Ayrıca bilirkişi tarafından yapılan aktüer hesabında ZMSS Genel Şartları ekindeki cetvellere göre (devre başı ödemeli belirli rant yöntemi, % 1,8 teknik faizle) tazminat hesabının yapılmasına ilişkin olarak KTK’nun 90. maddesinde yapılan değişikliğin Anayasa Mahkemesince iptal edildiği, Yargıtay kararlarına göre uygulama birliğinin sağlanması yönünde tazminat hesaplarında bakiye ömrün belirlenmesinde TRH 2010 tablosunun esas alınması için içtihat geliştirdiği, ancak hesaplamalarda progresif rant yönteminin kullanılması ile bilinmeyen (işleyecek) devredeki gelirlerin her yıl için % 10 artırılıp % 10 iskonto edilmesi suretiyle tazminatın hesaplanması bilirkişi tarafından eksiksiz gerçekleştirilmiştir.

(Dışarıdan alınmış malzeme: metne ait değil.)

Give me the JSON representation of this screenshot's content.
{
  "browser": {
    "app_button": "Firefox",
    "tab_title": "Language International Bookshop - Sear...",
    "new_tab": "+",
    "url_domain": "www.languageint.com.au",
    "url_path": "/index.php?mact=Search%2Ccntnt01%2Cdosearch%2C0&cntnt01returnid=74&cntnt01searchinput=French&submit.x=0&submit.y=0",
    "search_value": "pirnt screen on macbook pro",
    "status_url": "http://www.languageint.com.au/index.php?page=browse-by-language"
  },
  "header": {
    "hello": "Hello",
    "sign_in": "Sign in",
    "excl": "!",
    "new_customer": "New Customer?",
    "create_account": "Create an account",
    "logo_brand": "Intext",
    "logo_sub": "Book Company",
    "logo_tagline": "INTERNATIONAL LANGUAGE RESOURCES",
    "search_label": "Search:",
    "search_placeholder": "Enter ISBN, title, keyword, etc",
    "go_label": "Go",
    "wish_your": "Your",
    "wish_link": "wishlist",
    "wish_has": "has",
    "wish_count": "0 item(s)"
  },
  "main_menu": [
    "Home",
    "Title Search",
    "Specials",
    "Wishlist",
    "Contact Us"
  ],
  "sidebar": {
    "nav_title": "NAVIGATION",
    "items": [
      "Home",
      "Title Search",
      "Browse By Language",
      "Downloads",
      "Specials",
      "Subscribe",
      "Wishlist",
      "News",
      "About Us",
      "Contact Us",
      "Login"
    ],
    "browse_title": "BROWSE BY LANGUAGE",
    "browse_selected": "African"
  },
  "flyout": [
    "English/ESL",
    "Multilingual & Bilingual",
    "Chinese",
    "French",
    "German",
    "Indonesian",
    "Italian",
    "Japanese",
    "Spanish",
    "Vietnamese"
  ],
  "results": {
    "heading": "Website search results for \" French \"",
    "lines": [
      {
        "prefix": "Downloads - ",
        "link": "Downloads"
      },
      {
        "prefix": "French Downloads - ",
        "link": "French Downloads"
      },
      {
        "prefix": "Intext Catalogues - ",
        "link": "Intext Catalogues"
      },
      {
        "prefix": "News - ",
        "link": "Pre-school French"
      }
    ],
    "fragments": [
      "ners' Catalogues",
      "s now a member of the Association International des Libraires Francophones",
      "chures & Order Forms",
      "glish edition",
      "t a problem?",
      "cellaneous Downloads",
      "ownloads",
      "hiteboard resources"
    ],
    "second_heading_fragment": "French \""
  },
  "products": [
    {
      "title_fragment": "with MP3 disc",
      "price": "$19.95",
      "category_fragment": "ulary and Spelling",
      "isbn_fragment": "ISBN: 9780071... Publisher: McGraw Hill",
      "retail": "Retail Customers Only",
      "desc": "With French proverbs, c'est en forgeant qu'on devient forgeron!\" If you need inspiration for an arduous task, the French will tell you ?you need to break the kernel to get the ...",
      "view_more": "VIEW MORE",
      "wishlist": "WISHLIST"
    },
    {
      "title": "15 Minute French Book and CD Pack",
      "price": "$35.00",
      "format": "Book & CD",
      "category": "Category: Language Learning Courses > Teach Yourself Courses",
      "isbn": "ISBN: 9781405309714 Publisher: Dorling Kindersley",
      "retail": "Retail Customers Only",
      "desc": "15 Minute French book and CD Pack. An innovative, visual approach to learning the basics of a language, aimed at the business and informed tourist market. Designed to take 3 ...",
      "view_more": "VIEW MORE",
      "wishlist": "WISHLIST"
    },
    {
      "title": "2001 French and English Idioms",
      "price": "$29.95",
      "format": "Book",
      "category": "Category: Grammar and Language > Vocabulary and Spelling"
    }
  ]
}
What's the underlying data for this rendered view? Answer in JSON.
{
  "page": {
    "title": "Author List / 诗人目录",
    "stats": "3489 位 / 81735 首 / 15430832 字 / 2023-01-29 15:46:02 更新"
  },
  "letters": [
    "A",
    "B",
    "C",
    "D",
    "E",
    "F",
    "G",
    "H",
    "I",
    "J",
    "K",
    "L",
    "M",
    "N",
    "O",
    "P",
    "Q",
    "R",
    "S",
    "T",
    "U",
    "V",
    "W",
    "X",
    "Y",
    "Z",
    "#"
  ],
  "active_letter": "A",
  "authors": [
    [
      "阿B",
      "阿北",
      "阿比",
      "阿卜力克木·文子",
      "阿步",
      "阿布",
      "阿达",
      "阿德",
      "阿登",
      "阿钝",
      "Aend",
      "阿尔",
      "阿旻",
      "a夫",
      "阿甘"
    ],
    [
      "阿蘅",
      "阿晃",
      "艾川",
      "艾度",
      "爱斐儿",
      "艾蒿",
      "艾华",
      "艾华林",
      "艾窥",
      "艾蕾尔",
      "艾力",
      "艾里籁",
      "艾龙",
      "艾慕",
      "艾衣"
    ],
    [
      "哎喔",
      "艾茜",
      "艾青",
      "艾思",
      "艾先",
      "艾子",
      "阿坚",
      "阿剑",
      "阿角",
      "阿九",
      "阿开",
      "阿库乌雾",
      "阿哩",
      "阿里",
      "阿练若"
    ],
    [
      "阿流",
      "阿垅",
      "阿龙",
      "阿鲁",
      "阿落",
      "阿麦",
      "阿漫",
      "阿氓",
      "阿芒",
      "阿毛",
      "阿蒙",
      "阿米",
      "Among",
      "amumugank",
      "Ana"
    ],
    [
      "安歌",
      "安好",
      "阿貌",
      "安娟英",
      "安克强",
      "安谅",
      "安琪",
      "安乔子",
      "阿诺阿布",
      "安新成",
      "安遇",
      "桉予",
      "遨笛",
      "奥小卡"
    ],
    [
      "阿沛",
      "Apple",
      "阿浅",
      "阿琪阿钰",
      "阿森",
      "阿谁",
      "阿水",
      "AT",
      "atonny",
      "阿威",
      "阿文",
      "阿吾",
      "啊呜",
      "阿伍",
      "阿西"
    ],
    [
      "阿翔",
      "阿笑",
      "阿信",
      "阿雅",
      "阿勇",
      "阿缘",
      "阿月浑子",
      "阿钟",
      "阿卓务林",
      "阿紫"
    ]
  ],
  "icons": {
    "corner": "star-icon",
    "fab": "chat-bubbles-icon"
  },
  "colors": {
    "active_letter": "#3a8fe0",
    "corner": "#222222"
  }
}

Öte yandan bilirkişinin bu raporunu hazırlaması aşamasında, pasif devre zararının hesaplanması sırasında esas alınan ücret, bir çalışmanın karşılığı değil ekonomik bir değer taşıyan yaşamsal faaliyetlerin sürdürülmesinin karşılığı olduğu, bu nedenle ücretle fiilen çalışanlara uygulanmak için getirilen asgari geçim indiriminin, ücretli bir çalışmanın söz konusu olmadığı, pasif devre zararının hesaplanması sırasında dikkate alınamayacağı, zira asgari geçim indirimi ücretin eki olmadığından, tazminat alacaklarının hesaplanmasına esas ücrete dahil edilemeyeceği, bu nedenle pasif devre hesabının net asgari ücret üzerinden yapılması gerektiği bilirkişi tarafından dikkate alınmış ve bu çerçevede açıklanan yönteme uygun olarak ek rapor hazırlanmıştır. (Yargıtay 17.HD 2014/14500E. 2014/11317K.sayılı kararı)
Aktüer raporunda da irdelenmiş olduğu üzere davacı …’a ödenmesi gereken tazminat miktarı, ödenen tazminatın güncel değerlerinin tenzil edilmesi sonrası 36.639,02 TL’dir. Bu noktada yapılan hesaplama yukarıda açıklanan Yargıtay uygulamasına uygun olarak gerçekleştirilmiştir. Öte yandan yine destekten yoksun kalma tazminatı talep eden davacılar … ve …’ın hak ettiği miktarla ilgili zaten dava öncesi ödeme yapılmıştır. Adı geçen davacıların hak etmiş oldukları miktar ödenmiş olduğu halde bu davacılar yönünden bu kalem miktarına ilişkin dava açılması karşısında bu miktarla ilgili adı geçen bu davacıların bu miktar yönünden davanın usulden reddolunması gerekmiştir. Yine destekten yoksun kalma tazminatına ilişkin … ve … talepte bulunmuş iseler de kaza tarihi itibariyle adı geçenler destekten çıkmış konumdadırlar. Hal böyle olunca adı geçenlerin babalarının destekliğinden yoksun kalma nedenine dayalı olarak talep ettikleri, tazminatının kabulü mümkün bulunmamaktadır.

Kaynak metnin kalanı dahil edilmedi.